I got my Xbox 360 back from repair last Thursday and have put it to use. ^_^
Braid is the new big thing on Xbox Live Arcade, so I downloaded the trial and tried it out. Here are my thoughts.
Braid is a 2D platform / puzzle game with nifty gameplay elements, nice backgrounds, and nice music. I don't want to play any more of it past the trial game.
Back in the days of the Great Giana Sisters, Nintendo would've sued the pants off of the makers of this game for making a profit out of blatant copyright infringement. There are a ton of allusions to Super Mario Bros all over the place. You go through levels jumping on the heads of your enemies, on a quest for your princess, meeting a dinosaur (presumably to be like Yoshi but it looks more like Barney The Dinosaur) at the castle in each level. I guess these days you call it "a tribute" rather than "theft" though.
The effect of using these Super Mario Bros elements is mainly that I pine for the simple cheerfulness and happiness of the Mushroom Kingdom, as I read through the annoyingly self-serving story laid out in various diaries you get to read before starting each world. It seems to detail a romantic relationship that went horribly wrong. Worse than just that, from the way it's written I can picture a guy using this game to try to get back together with a girl who's dumped him. And, well, as it's all of a personal nature, the end result is that it just makes me think "the author of this game must be a real jerk. If this story applies to his real life, it's wrong to use a game as the platform for your lamentation, and I can tell he still can't quite see how unattractive he is (and was). Even when he thinks he's been a loser, you can tell he still feels something else - it's disgenuine on a level that even the writer doesn't see. He deserves to be dumped by the princess. Well and truly. She's better off with Bowser. Even if he's all spiky and breathes fire.".
The game's story is its main downfall, for me. If the game has all the text in some language I don't understand, it would have been a great game. I'd be raving about it. I would probably have bought it.
The main character looks like a chibi Jonathan Ross, there is a nice rewind button which is really quite cool. No need for extra lives, and it forms part of the gameplay as well. The music is quite nice. The backgrounds are quite nice. 2D platform / puzzle games are good.

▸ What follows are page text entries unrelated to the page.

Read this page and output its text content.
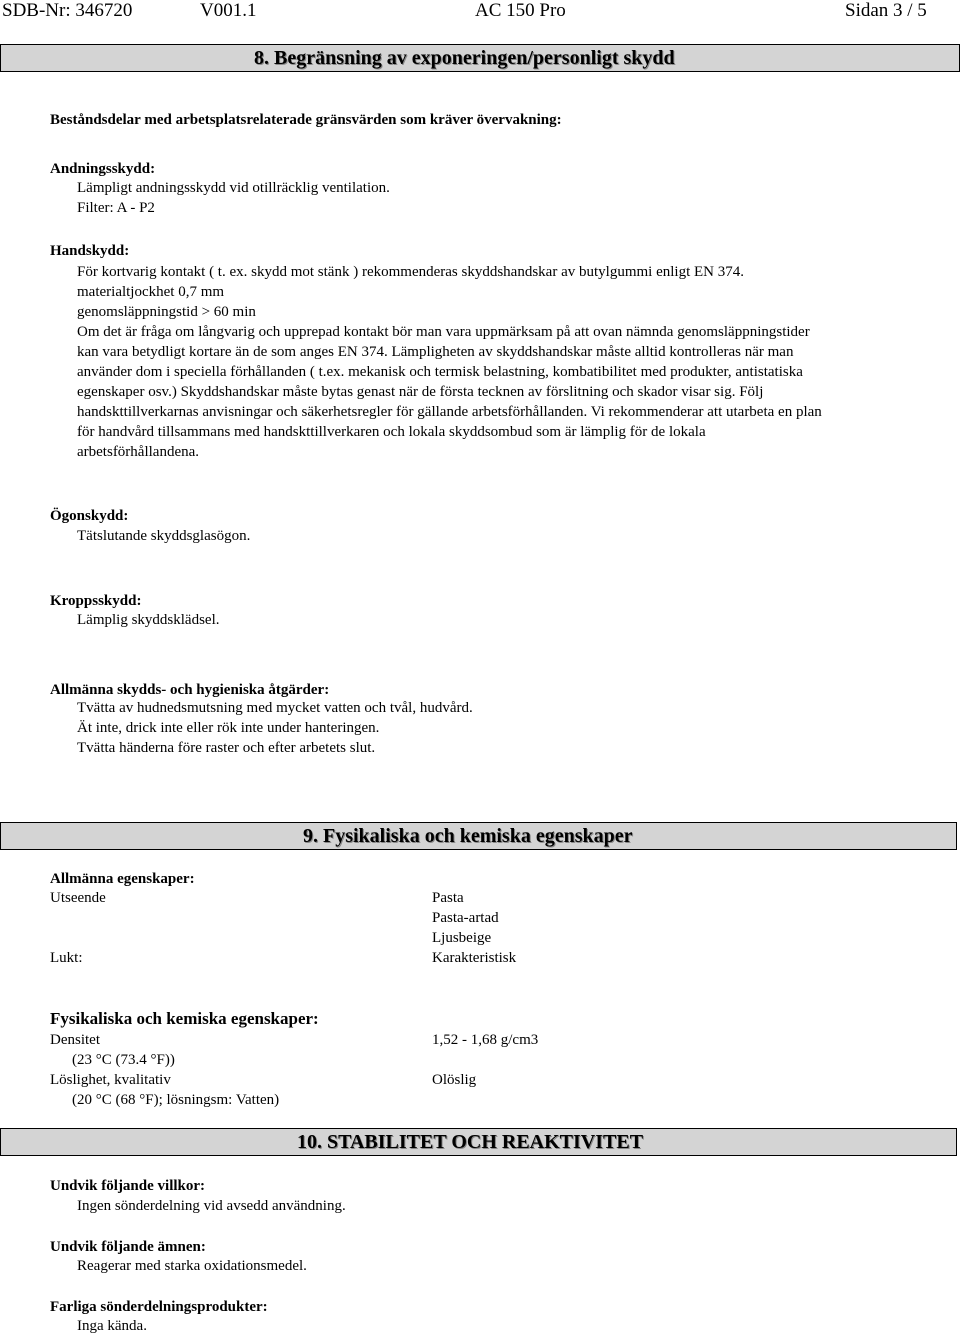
SDB-Nr: 346720	V001.1	AC 150 Pro	Sidan 3 / 5
8. Begränsning av exponeringen/personligt skydd
Beståndsdelar med arbetsplatsrelaterade gränsvärden som kräver övervakning:
Andningsskydd:
Lämpligt andningsskydd vid otillräcklig ventilation.
Filter: A - P2
Handskydd:
För kortvarig kontakt ( t. ex. skydd mot stänk ) rekommenderas skyddshandskar av butylgummi enligt EN 374.
materialtjockhet 0,7 mm
genomsläppningstid > 60 min
Om det är fråga om långvarig och upprepad kontakt bör man vara uppmärksam på att ovan nämnda genomsläppningstider
kan vara betydligt kortare än de som anges EN 374. Lämpligheten av skyddshandskar måste alltid kontrolleras när man
använder dom i speciella förhållanden ( t.ex. mekanisk och termisk belastning, kombatibilitet med produkter, antistatiska
egenskaper osv.) Skyddshandskar måste bytas genast när de första tecknen av förslitning och skador visar sig. Följ
handskttillverkarnas anvisningar och säkerhetsregler för gällande arbetsförhållanden. Vi rekommenderar att utarbeta en plan
för handvård tillsammans med handskttillverkaren och lokala skyddsombud som är lämplig för de lokala
arbetsförhållandena.
Ögonskydd:
Tätslutande skyddsglasögon.
Kroppsskydd:
Lämplig skyddsklädsel.
Allmänna skydds- och hygieniska åtgärder:
Tvätta av hudnedsmutsning med mycket vatten och tvål, hudvård.
Ät inte, drick inte eller rök inte under hanteringen.
Tvätta händerna före raster och efter arbetets slut.
9. Fysikaliska och kemiska egenskaper
Allmänna egenskaper:
Utseende	Pasta
Pasta-artad
Ljusbeige
Lukt:	Karakteristisk
Fysikaliska och kemiska egenskaper:
Densitet	1,52 - 1,68 g/cm3
(23 °C (73.4 °F))
Löslighet, kvalitativ	Olöslig
(20 °C (68 °F); lösningsm: Vatten)
10. STABILITET OCH REAKTIVITET
Undvik följande villkor:
Ingen sönderdelning vid avsedd användning.
Undvik följande ämnen:
Reagerar med starka oxidationsmedel.
Farliga sönderdelningsprodukter:
Inga kända.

But I really hate the main character from those bits of text, so I don't want to help him, I would actually rather keep him away from the "princess" (that's by far the happiest ending I can picture for the story), and I don't want to put my money in the hands of the person who made the game to make him think like he did the right thing. I really really really dislike him.
I can take all sorts of bad storylines in games, or no real storyline at all, but... not this. This is just horrible and I feel bad playing it because of that. He should not be allowed to rewind himself back into that girl's life. He made his mistakes, that's it. Final. Done. No going back. That's how it should be. He should learn from it and move forwards, a better person. I don't want to be the person this game wants me to role-play as.
I also think Jade Empire for the same price on Xbox Live Arcade is better value. There's no way this game is worth three Space Giraffes.
Since playing the demo, I've found that the game gets all sorts of critical acclaim, first an award from innvations in game design, then good reviews for the game. The maker, however, does seem to be as much of a jerk as his script would imply. It's not just that he's using his game (which would otherwise be great) as a soapbox for his old relationship problems, but also... I get the impression that he's really proud of what he's done, thinks he's great, and that his work is higher art than, say, Super Mario Bros because of his tackling of adult relationship issues, but in reality, it's worse than reading a 14 year old's whining on social networking site.